Particularly stark is ECRI’s criticism of Ireland’s failure to end non-consensual medical interventions on intersex children – practices described by the UN Human Rights Committee as violations of bodily integrity rooted in gender stereotypes. ECRI urges comprehensive legislation banning such procedures and prohibiting so-called “conversion therapies” that attempt to change a person’s sexual orientation or gender identity.
The report also references education as a site of ongoing tension. The case of a teacher who refused to recognise a transgender student’s name and pronouns is cited as emblematic of the struggle between religious ethos and inclusive schooling.

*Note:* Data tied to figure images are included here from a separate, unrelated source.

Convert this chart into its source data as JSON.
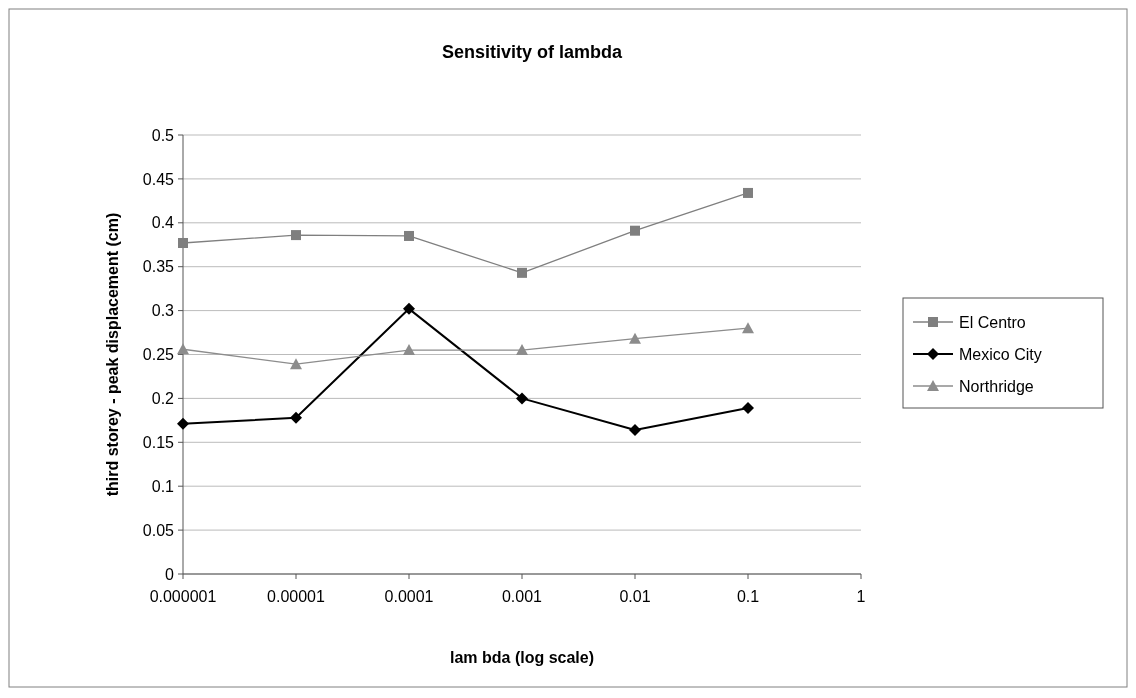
{
  "chart_data": {
    "type": "line",
    "title": "Sensitivity of lambda",
    "xlabel": "lam bda (log scale)",
    "ylabel": "third storey - peak displacement (cm)",
    "log": "x",
    "x": [
      1e-06,
      1e-05,
      0.0001,
      0.001,
      0.01,
      0.1
    ],
    "xlim": [
      1e-06,
      1
    ],
    "xticks": [
      {
        "value": 1e-06,
        "label": "0.000001"
      },
      {
        "value": 1e-05,
        "label": "0.00001"
      },
      {
        "value": 0.0001,
        "label": "0.0001"
      },
      {
        "value": 0.001,
        "label": "0.001"
      },
      {
        "value": 0.01,
        "label": "0.01"
      },
      {
        "value": 0.1,
        "label": "0.1"
      },
      {
        "value": 1,
        "label": "1"
      }
    ],
    "ylim": [
      0,
      0.5
    ],
    "yticks": [
      0,
      0.05,
      0.1,
      0.15,
      0.2,
      0.25,
      0.3,
      0.35,
      0.4,
      0.45,
      0.5
    ],
    "grid": "y",
    "legend": "right",
    "series": [
      {
        "name": "El Centro",
        "color": "#7f7f7f",
        "marker": "square",
        "values": [
          0.377,
          0.386,
          0.385,
          0.343,
          0.391,
          0.434
        ]
      },
      {
        "name": "Mexico City",
        "color": "#000000",
        "marker": "diamond",
        "values": [
          0.171,
          0.178,
          0.302,
          0.2,
          0.164,
          0.189
        ]
      },
      {
        "name": "Northridge",
        "color": "#8c8c8c",
        "marker": "triangle",
        "values": [
          0.256,
          0.239,
          0.255,
          0.255,
          0.268,
          0.28
        ]
      }
    ]
  }
}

While ECRI welcomed the school’s firm response, it warns that Ireland must strengthen monitoring of LGBTI-phobic bullying, ensure secular education options, and safeguard trans students’ rights.
In sport, ECRI draws attention to Sport Ireland’s 2024 Guidance on Transgender and Non-Binary Inclusion, noting both the progress and the flaws – including the failure to recognise intersex athletes. It references an open letter from the Transgender Equality Network Ireland (TENI) calling for revisions that reflect human rights standards and bodily diversity.
Finally, ECRI praises the development of Ireland’s new National LGBTIQ+ Inclusion Strategy II (launched July 2025), which explicitly recognises sex characteristics as a protected category. Yet it stresses that real inclusion depends on sustainable funding, community-led oversight, and effective monitoring mechanisms.
For intersex and trans advocates, the ECRI findings validate years of warnings: that symbolic progress is meaningless without systemic reform. From bodily autonomy to education and sport, equality in Ireland remains unfinished work.
I insisted then – and we reiterate now, that intersex people must not be the footnote of trans progress. Trans rights without intersex justice is incomplete. Inclusion that leaves half the rainbow belt unfastened is a compromise we will not accept.
The report gives us language and demands. Now we must convert them into law, into health protocols, into lived dignity.